Thursday, September 3, 2015

Early Neolithic settlement patterns and exchange networks in the Aegean

Agathe Reingruber
Documenta Praehistorica XXXVIII (2011)
(pdf Link)


The Neolithisation process is one of the major issues under debate in Aegean archaeology, since the description of the basal layers of Thessalian tell-settlements some fifty years ago. The pottery, figurines or stamps seemed to be of Anatolian origin, and were presumably brought to the region by colonists. The direct linking of the so-called ‘Neolithic Package’ with groups of people leaving Central Anatolia after the collapse of the Pre-Pottery Neolithic B resulted in the colonization model of the Aegean. This view is not supported by results obtained from natural sciences such as archaeobotany, radiocarbon analyses, and neutron activation on obsidian. When theories of social networks are brought into the discussion, the picture that emerges becomes much more differentiated and complex.


During the Early Neolithic I:
● settlements appear in regions with a Mesolithic presence (Thessaly, Crete);
● huts are lightly built with thin posts and pise walls;
● burial customs are similar to those of the Mesolithic period (cremations and inhumations);
● microlithic stone tools were still in use, but produced by new techniques;
● Melian obsidian becomes more widely distributed.

During the Early Neolithic II–III and at the beginning of the Middle Neolithic not all raw materials, products, and social practices are adopted in all regions:
● no obsidian in the North until the Late Neolithic (after 5500 BC);
● no new types of cereal in Thessaly after 6200 BC;
● no stamps and only a few figurines in Southern Greece.
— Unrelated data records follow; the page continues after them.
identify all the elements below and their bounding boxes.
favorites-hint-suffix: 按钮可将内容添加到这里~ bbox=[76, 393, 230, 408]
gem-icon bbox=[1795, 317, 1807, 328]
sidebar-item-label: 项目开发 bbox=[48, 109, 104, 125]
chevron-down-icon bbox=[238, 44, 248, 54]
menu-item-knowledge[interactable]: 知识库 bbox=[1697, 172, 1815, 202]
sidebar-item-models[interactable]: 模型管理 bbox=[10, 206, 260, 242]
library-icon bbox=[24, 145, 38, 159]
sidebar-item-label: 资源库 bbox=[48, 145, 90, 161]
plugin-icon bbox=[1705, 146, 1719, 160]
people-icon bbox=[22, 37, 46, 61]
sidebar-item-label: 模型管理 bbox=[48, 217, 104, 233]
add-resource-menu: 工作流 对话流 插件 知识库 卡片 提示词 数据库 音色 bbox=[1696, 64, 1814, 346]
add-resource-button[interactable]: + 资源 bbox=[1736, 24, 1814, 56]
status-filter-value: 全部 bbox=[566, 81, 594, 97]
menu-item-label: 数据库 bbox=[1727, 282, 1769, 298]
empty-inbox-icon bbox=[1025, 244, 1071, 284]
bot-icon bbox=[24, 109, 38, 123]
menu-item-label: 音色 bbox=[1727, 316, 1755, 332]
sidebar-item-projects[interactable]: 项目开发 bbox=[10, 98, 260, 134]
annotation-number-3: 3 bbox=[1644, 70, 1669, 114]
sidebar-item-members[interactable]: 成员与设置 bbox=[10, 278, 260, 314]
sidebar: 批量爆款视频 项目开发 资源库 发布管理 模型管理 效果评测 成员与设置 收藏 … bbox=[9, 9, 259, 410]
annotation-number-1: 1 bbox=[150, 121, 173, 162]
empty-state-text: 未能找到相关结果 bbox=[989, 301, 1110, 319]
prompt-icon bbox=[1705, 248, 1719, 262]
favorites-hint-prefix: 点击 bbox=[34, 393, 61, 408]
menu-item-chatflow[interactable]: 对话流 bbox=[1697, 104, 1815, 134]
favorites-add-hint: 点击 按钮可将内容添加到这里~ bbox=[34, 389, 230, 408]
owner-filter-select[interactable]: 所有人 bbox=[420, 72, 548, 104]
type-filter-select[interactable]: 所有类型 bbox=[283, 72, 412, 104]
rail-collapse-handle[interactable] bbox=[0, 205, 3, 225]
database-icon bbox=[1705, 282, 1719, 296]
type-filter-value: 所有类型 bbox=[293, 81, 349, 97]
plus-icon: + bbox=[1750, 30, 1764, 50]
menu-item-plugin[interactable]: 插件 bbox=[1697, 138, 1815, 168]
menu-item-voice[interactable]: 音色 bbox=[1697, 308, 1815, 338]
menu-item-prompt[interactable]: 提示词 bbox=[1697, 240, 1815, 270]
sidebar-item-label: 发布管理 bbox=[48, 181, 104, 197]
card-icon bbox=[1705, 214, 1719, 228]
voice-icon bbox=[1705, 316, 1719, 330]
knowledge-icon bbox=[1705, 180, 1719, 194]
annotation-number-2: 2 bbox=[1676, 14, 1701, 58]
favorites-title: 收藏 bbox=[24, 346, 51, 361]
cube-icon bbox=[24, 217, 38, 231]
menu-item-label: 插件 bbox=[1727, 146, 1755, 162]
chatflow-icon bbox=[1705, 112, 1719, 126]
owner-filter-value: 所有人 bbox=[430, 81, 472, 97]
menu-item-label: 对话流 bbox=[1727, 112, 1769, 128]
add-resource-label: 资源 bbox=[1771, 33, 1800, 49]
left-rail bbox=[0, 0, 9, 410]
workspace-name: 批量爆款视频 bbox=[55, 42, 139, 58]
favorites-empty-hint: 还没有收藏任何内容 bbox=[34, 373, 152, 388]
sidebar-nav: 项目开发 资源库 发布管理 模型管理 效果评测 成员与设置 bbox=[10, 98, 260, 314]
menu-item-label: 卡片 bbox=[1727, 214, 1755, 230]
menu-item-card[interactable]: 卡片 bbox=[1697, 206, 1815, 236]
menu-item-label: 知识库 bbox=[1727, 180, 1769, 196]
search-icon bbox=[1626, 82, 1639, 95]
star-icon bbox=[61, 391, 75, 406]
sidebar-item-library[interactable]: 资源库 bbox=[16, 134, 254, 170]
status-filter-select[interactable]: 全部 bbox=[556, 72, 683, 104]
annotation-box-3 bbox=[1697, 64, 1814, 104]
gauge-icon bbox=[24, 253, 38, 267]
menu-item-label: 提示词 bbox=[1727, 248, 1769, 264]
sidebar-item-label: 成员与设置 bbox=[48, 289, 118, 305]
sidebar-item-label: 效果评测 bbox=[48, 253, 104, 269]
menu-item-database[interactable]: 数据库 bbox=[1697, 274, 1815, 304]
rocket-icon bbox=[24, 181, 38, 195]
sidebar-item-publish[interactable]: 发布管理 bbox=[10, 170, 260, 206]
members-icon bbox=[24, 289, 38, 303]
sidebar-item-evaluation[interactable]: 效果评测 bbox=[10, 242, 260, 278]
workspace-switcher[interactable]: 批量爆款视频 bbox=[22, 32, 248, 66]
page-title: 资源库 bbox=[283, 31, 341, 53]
This regionalisation and the slow pace at which the Neolithic way of life spread into the Western Aegean (from 6500–6000 calBC) does not accord with a massive colonisation beginning in Anatolia. Instead, interrelated regional networks become visible upon which were founded the dissemination of the Neolithic way of life into the Aegean. The main actors were not colonists, but highly mobile, seafaring groups whose roots were in the Mesolithic.